Il Realismo Magico ritrovato

LINA BARTOLOMMEI

Palazzo della Provvederia

Venezia-Mestre

di Edoardo Pilutti

Una serie di dipinti carichi di un’aura magica e di un fascino misterioso: tele ritrovate a Venezia, abbandonate ma ben protette dall’umidità nella cantina di un palazzetto non lontano da S. Marco, che stava per essere sgombrato in vista di un restauro collegato ad un passaggio di proprietà. Quadri senza alcuna firma, ma con varie etichette sul retro che ne attestavano l’esecuzione da parte di una sconosciuta giovane pittrice, negli anni Trenta: Lina Bartolommei.

Un’artista completamente ignorata, della quale non vi era traccia in alcun testo cartaceo né in rete informatica.

Le indagini storiche attuali, condotte attraverso l’esame di vari archivi istituzionali, giornalistici e di istituti artistici, hanno messo in luce che Lina Bartolommei è nata a Venezia, da Italo e Vittoria Marcella Gherri, il 28 gennaio 1911.

Dal 1933, allora solo ventiduenne, partecipa a varie collettive della Fondazione Bevilacqua La Masa (sede museale a fianco dell’attuale Museo Correr, in piazza S. Marco), venendo subito notata dalla critica.

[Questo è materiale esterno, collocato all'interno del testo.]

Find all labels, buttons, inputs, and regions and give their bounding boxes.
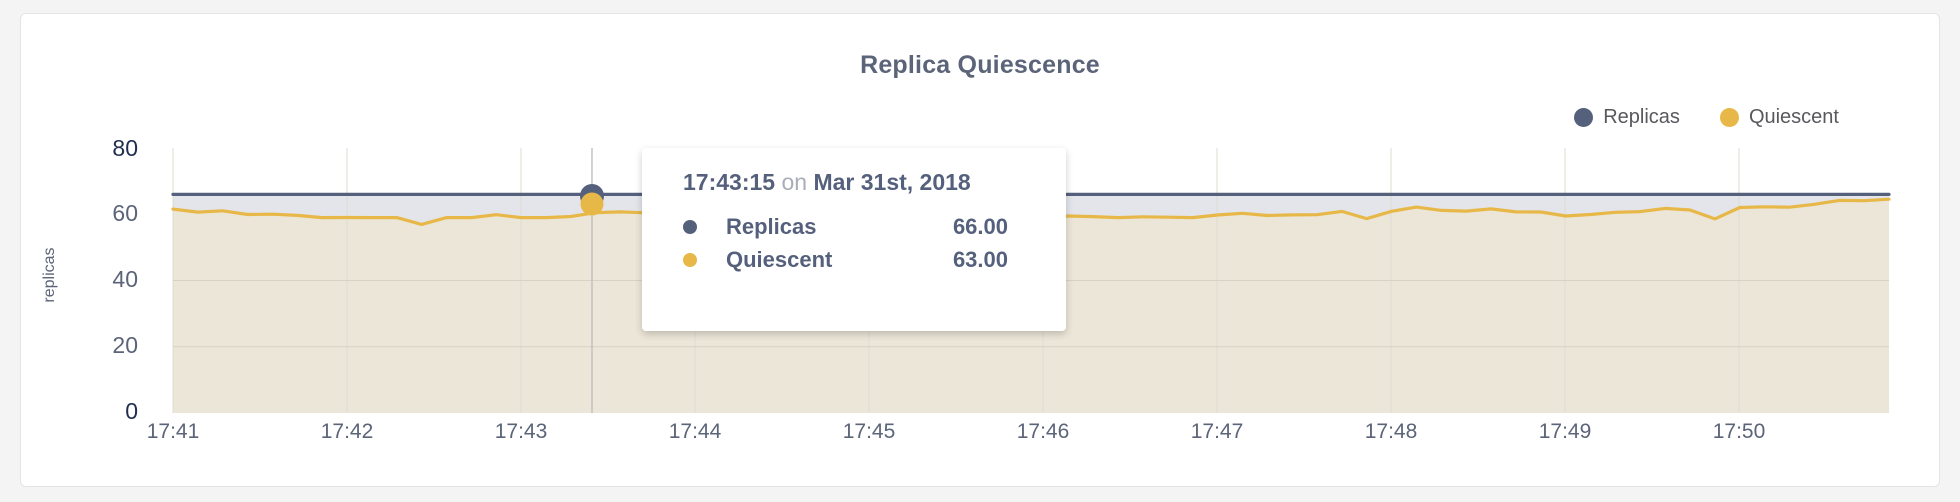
svg-text:0: 0 bbox=[125, 398, 138, 424]
svg-text:17:46: 17:46 bbox=[1017, 420, 1070, 443]
svg-text:17:45: 17:45 bbox=[843, 420, 896, 443]
svg-text:17:43: 17:43 bbox=[495, 420, 548, 443]
svg-text:60: 60 bbox=[112, 200, 138, 226]
svg-text:17:44: 17:44 bbox=[669, 420, 722, 443]
svg-text:17:48: 17:48 bbox=[1365, 420, 1418, 443]
svg-text:80: 80 bbox=[112, 135, 138, 161]
svg-text:40: 40 bbox=[112, 266, 138, 292]
svg-text:17:41: 17:41 bbox=[147, 420, 200, 443]
svg-text:17:50: 17:50 bbox=[1713, 420, 1766, 443]
svg-text:20: 20 bbox=[112, 332, 138, 358]
svg-text:17:42: 17:42 bbox=[321, 420, 374, 443]
svg-text:17:49: 17:49 bbox=[1539, 420, 1592, 443]
svg-text:17:47: 17:47 bbox=[1191, 420, 1244, 443]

Il suo stile era analogo a quello considerato d’avanguardia negli anni Trenta, “in cui il modello prediletto era quello della pittura primitiva e di quella rinascimentale italiana, da Giotto a Piero della Francesca. Una classicità rielaborata attraverso una nuova poetica dimensione in cui la figura umana assumeva un ruolo predominante e in cui essa veniva avvolta in un clima di magica sospensione, così come facevano tra gli altri Antonio Donghi, Felice Casorati e Cagnaccio di San Pietro…” (Marco Dolfin)

Continuando a partecipare a numerose esposizioni museali (anche presso i Giardini della Biennale) nel 1936 si diploma in Pittura all’Accademia di belle Arti di Venezia.

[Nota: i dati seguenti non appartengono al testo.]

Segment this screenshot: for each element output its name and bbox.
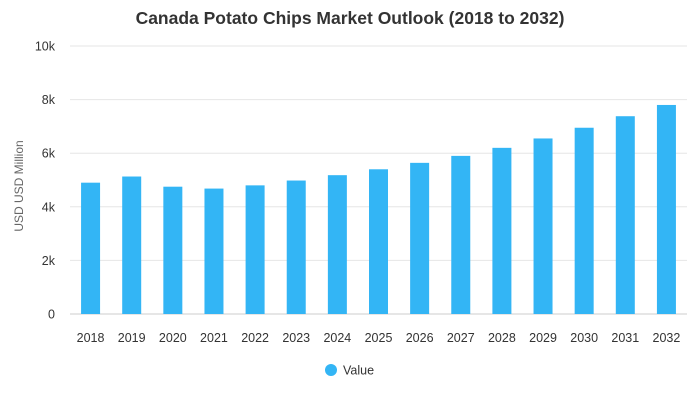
bar-2027[interactable] (451, 155, 471, 314)
x-tick-label: 2031 (611, 331, 639, 345)
x-tick-label: 2028 (488, 331, 516, 345)
x-tick-label: 2026 (406, 331, 434, 345)
bar-2029[interactable] (533, 138, 553, 314)
x-tick-label: 2025 (365, 331, 393, 345)
bar-2030[interactable] (574, 127, 594, 315)
x-tick-label: 2029 (529, 331, 557, 345)
bar-2023[interactable] (286, 180, 306, 314)
bar-2021[interactable] (204, 188, 224, 314)
chart-title: Canada Potato Chips Market Outlook (2018… (136, 8, 565, 28)
bar-2025[interactable] (369, 169, 388, 314)
y-tick-label: 0 (48, 308, 55, 322)
x-tick-label: 2020 (159, 331, 187, 345)
y-tick-label: 6k (42, 147, 56, 161)
bar-2031[interactable] (615, 116, 635, 314)
x-tick-label: 2021 (200, 331, 228, 345)
x-axis-ticks: 2018 2019 2020 2021 2022 2023 2024 2025 2026 2027… (77, 331, 681, 345)
legend-label-value[interactable]: Value (343, 364, 374, 378)
bars-layer (81, 104, 676, 315)
bar-2020[interactable] (163, 186, 183, 314)
bar-2028[interactable] (492, 147, 512, 314)
x-tick-label: 2030 (570, 331, 598, 345)
x-tick-label: 2024 (323, 331, 351, 345)
x-tick-label: 2018 (77, 331, 105, 345)
x-tick-label: 2023 (282, 331, 310, 345)
y-tick-label: 2k (42, 254, 56, 268)
legend[interactable]: Value (325, 364, 374, 378)
x-tick-label: 2027 (447, 331, 475, 345)
bar-2026[interactable] (410, 162, 430, 314)
y-tick-label: 8k (42, 93, 56, 107)
y-tick-label: 4k (42, 200, 56, 214)
y-axis-ticks: 0 2k 4k 6k 8k 10k (35, 40, 56, 322)
bar-2018[interactable] (81, 182, 101, 314)
x-tick-label: 2022 (241, 331, 269, 345)
y-tick-label: 10k (35, 40, 56, 54)
x-tick-label: 2032 (653, 331, 681, 345)
bar-2022[interactable] (245, 185, 265, 314)
legend-marker-value[interactable] (325, 364, 337, 376)
x-tick-label: 2019 (118, 331, 146, 345)
bar-2024[interactable] (327, 175, 347, 314)
bar-2019[interactable] (122, 176, 142, 314)
bar-2032[interactable] (656, 104, 676, 315)
y-axis-title: USD USD Million (12, 140, 26, 231)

Dal 1937 si trasferisce a Treviso, avendo vinto un concorso per la cattedra di Disegno presso un istituto tecnico superiore. Continuerà l’attività espositiva in varie città italiane: San Remo, Padova, Venezia (anche ai Padiglioni della Biennale).

Dal 1943 di Lina Bartolommei si perdono le tracce: non figura più tra gli insegnanti dell’Istituto Riccati di Treviso, non è più menzionata in alcun catalogo di esposizioni d’arte.

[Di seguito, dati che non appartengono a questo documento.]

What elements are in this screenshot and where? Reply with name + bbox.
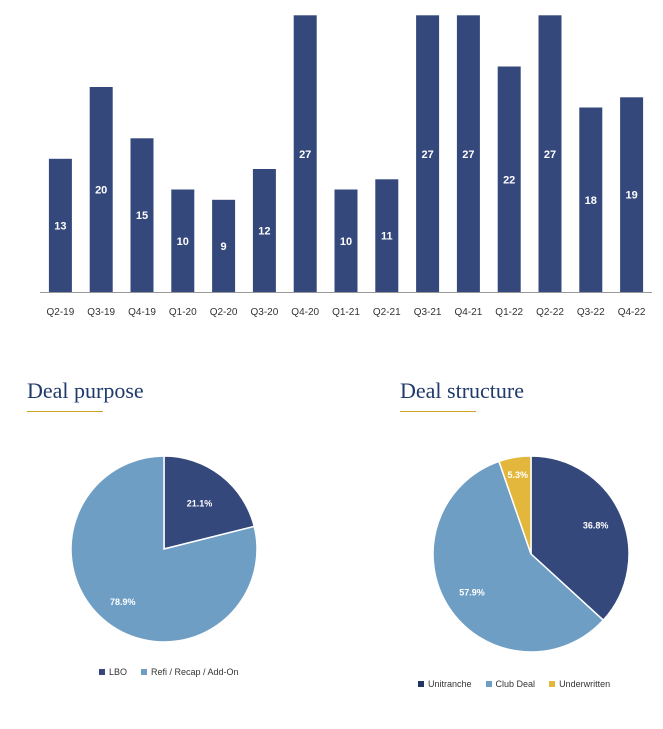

Un articolo del quotidiano Il Gazzettino del 1943 parla del ritrovamento del corpo senza vita di una giovane donna a Venezia, giù dal ponte dell’isola del Tronchetto, sul selciato. L’ipotesi di un coinvolgimento nella lotta per la liberazione dal nazifascismo non viene presa neppure in considerazione, dal giornale, come non si accenna all’ipotesi del suicidio, che appare la più credibile.

All’epoca, durante il regime fascista, i suicidi erano totalmente incompresi, anzi erano considerati pressoché sacrileghi, e ne veniva oscurata la memoria. A ben guardare l’opera pittorica di Lina Bartolommei, così imperniata sui ritratti dei genitori, della sorella, e sull’autoritratto, le relazioni familiari (che sono quelle a costituire le premesse per futuri sviluppi depressivi con rischio di suicidio) erano non solo molto importanti ma anche circondate da un alone di mistero, insondabili.

Senza dimenticare l’ingiustificato rifiuto dei suoi dipinti, da lei presentati ad una sorta di selezione per la Terza Quadriennale d’Arte Nazionale a Roma nel 1939.

Così, a soli trentadue anni, scompare l’artista Lina Bartolommei, promettente autrice del Realismo Magico. Un altro caso analogo a quello di Van Gogh?

Molto bene ha fatto il Comune di Venezia ad ospitare presso il cinquecentesco Palazzo della Provvederia in terraferma, su proposta dell’Associazione Paolo Rizzi (noto giornalista e critico d’arte veneziano morto anni fa), una personale di raffinati oli su tela della ritrovata esponente del Realismo Magico Lina Bartolommei, per la cura e la ricerca storica di Marco Dolfin.